The low PTA achievement with dicloxacillin is the result of its protein binding, which is reported to be as high as 98%. Whether this affects outcomes is uncertain, but its use should give pause.
To overcome concern about the use of oral antibiotics in this context, therapeutic drug monitoring with consequent dosing adjustment, if indicated, would be ideal, but this is not readily available in a timely fashion. As the investigators pointed out, the dosing in POET was fixed and there was no adjustment for body weight. They also pointed out that administration of a loading dose might achieve PTA more rapidly.
Although study entry required having received at least 10 days of antibiotic therapy, the median time to randomization in each study arm was 17 days.
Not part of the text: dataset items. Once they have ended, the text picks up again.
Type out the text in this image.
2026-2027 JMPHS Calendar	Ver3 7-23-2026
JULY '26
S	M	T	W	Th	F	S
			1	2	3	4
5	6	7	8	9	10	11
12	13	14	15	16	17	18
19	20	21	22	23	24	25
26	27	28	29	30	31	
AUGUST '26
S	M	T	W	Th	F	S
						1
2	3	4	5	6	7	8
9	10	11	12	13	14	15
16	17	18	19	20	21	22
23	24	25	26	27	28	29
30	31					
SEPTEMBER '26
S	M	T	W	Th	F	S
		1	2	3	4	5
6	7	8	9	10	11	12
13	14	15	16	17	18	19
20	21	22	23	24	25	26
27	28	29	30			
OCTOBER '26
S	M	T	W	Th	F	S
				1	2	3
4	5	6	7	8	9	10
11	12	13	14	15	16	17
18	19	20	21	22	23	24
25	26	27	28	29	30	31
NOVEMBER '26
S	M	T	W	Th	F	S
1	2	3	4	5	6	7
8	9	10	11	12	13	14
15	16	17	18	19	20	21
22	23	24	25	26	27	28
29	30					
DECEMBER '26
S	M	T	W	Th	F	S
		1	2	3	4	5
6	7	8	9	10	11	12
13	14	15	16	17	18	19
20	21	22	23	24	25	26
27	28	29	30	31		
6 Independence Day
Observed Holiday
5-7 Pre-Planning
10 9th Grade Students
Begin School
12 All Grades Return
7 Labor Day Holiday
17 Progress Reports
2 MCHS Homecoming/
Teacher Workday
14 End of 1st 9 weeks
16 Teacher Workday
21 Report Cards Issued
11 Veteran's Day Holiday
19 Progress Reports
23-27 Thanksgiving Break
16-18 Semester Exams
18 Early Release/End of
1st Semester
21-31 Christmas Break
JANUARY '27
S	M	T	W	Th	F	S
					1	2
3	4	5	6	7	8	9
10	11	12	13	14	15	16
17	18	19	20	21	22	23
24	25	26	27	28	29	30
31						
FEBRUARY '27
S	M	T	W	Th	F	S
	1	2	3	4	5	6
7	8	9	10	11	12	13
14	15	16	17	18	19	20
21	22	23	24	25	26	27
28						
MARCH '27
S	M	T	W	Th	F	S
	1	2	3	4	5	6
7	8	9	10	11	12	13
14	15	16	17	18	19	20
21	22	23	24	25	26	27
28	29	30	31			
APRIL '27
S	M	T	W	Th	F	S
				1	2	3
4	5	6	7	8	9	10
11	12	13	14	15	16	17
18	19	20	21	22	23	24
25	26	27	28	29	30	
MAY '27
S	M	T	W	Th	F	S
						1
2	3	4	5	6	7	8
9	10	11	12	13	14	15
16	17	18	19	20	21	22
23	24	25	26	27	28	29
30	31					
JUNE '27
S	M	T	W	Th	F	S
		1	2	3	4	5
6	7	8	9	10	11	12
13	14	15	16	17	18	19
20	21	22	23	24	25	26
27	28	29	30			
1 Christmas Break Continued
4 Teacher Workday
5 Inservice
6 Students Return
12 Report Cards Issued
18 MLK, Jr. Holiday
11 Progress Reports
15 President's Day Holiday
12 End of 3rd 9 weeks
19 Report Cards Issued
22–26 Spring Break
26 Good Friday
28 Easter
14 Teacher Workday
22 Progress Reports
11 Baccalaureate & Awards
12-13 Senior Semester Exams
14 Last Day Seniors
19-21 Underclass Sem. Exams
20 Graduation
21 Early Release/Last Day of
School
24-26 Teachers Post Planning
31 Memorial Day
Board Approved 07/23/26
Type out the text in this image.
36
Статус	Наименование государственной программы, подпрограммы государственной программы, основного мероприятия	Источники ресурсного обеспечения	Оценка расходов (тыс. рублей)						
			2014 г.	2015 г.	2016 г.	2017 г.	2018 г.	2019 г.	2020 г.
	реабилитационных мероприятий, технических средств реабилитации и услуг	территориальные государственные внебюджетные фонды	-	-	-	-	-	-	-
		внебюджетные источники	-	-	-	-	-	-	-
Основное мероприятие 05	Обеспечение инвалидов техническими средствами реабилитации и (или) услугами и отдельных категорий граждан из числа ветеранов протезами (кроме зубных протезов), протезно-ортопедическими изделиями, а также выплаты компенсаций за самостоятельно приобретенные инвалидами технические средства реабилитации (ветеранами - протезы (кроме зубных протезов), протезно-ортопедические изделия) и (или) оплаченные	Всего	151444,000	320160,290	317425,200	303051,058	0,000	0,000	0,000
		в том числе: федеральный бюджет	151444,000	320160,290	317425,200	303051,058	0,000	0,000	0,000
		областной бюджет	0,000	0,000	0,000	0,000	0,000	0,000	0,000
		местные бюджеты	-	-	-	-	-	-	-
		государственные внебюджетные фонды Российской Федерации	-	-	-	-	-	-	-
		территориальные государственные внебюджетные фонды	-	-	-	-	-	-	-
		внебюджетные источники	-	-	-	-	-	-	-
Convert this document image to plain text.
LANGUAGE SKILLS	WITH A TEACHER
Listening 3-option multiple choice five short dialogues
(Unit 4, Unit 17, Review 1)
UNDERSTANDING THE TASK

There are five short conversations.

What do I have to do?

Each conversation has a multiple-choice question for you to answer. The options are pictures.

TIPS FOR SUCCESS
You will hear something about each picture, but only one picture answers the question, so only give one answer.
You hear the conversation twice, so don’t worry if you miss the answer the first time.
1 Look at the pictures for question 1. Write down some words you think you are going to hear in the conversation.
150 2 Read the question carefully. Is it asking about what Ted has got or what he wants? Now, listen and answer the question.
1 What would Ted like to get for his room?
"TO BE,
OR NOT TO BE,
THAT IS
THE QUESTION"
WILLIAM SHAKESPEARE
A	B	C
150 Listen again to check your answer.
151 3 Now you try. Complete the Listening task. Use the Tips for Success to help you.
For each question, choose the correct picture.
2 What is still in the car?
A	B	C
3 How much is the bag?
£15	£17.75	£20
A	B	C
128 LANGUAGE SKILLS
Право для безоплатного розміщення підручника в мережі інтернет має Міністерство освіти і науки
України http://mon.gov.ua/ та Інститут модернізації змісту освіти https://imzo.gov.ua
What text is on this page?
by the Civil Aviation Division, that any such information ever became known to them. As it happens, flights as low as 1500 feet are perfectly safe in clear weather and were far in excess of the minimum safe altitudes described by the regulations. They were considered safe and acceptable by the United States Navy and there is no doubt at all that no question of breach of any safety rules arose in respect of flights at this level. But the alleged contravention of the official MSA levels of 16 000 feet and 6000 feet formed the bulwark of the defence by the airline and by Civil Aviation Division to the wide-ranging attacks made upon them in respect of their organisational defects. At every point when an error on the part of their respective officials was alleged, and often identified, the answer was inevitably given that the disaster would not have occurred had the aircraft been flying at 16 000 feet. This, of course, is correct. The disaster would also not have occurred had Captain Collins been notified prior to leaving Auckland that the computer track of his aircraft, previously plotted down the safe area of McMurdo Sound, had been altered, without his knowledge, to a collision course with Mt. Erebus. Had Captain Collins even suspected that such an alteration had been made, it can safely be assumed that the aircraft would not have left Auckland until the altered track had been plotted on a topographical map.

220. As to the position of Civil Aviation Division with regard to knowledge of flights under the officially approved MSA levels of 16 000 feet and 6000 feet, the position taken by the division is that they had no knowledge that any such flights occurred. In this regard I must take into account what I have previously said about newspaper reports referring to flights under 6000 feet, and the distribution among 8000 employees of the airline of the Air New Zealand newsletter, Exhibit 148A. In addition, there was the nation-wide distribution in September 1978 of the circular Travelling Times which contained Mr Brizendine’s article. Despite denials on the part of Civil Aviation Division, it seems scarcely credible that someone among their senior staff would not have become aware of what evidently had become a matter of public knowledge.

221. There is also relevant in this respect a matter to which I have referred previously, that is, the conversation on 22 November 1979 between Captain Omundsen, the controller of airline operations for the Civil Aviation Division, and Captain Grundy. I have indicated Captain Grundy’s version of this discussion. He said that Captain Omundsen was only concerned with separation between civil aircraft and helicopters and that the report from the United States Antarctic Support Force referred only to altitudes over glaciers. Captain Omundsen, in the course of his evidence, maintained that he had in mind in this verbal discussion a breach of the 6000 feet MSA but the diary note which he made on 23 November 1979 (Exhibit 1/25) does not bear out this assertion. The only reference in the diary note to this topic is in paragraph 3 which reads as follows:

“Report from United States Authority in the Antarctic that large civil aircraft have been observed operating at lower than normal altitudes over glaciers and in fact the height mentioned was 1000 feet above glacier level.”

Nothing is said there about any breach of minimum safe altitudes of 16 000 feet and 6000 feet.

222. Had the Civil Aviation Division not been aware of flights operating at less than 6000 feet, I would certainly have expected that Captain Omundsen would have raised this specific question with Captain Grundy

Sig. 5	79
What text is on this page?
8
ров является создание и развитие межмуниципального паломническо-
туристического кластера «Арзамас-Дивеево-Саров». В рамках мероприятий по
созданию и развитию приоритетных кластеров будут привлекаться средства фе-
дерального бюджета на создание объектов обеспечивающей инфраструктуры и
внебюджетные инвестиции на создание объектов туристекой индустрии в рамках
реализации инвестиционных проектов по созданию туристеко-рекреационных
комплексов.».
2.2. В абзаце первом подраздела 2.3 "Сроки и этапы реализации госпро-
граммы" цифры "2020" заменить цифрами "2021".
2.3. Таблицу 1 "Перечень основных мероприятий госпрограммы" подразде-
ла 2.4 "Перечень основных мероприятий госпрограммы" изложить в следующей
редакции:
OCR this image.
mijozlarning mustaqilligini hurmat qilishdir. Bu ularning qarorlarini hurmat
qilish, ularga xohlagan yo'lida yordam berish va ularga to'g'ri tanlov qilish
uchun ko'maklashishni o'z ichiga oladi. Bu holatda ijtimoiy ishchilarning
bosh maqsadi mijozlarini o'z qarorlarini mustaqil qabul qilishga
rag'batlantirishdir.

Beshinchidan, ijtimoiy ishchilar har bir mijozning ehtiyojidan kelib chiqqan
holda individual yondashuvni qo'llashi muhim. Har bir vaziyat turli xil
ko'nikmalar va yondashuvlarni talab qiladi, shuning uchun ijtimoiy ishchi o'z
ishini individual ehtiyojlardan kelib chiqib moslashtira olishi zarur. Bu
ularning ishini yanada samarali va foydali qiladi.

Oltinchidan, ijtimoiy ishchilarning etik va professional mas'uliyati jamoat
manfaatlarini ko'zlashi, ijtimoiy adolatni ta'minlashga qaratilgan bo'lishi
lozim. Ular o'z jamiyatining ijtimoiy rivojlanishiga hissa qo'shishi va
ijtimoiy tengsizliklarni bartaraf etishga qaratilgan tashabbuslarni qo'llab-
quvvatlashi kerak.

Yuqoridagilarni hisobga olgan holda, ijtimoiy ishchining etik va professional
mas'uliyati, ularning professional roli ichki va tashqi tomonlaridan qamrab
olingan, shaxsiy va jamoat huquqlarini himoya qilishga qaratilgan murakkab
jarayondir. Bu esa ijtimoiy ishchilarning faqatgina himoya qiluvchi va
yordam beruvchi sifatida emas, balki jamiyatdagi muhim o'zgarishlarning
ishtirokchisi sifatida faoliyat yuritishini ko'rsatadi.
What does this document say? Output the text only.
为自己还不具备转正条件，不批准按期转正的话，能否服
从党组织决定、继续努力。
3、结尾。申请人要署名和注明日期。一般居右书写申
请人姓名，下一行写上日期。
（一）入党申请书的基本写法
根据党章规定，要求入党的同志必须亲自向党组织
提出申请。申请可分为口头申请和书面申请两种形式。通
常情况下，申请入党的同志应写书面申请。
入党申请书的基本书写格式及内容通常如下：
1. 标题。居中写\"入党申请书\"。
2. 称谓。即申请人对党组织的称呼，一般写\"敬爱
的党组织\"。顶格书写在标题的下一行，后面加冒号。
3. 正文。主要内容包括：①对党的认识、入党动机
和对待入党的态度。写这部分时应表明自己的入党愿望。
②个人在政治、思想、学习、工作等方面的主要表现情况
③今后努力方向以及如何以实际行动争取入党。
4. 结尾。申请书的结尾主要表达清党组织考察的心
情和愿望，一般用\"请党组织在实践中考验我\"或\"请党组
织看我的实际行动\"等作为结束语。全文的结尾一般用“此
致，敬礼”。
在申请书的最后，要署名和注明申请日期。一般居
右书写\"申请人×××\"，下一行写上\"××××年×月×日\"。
I believe this duration prior to the switch to oral antibiotic administration is likely to be excessive in many patients. It is likely that many cases of infection with highly susceptible organisms may have been cured at the time of randomization.
REFERENCES
- Iversen K, Ihlemann N, Gill SU, et al. Partial oral versus intravenous antibiotic treatment of endocarditis. N Engl J Med 2019;380:415-424.
- Deresinski S. IV to oral antibiotic switch for selected cases of endocarditis. Infectious Disease Alert 2018;38:1.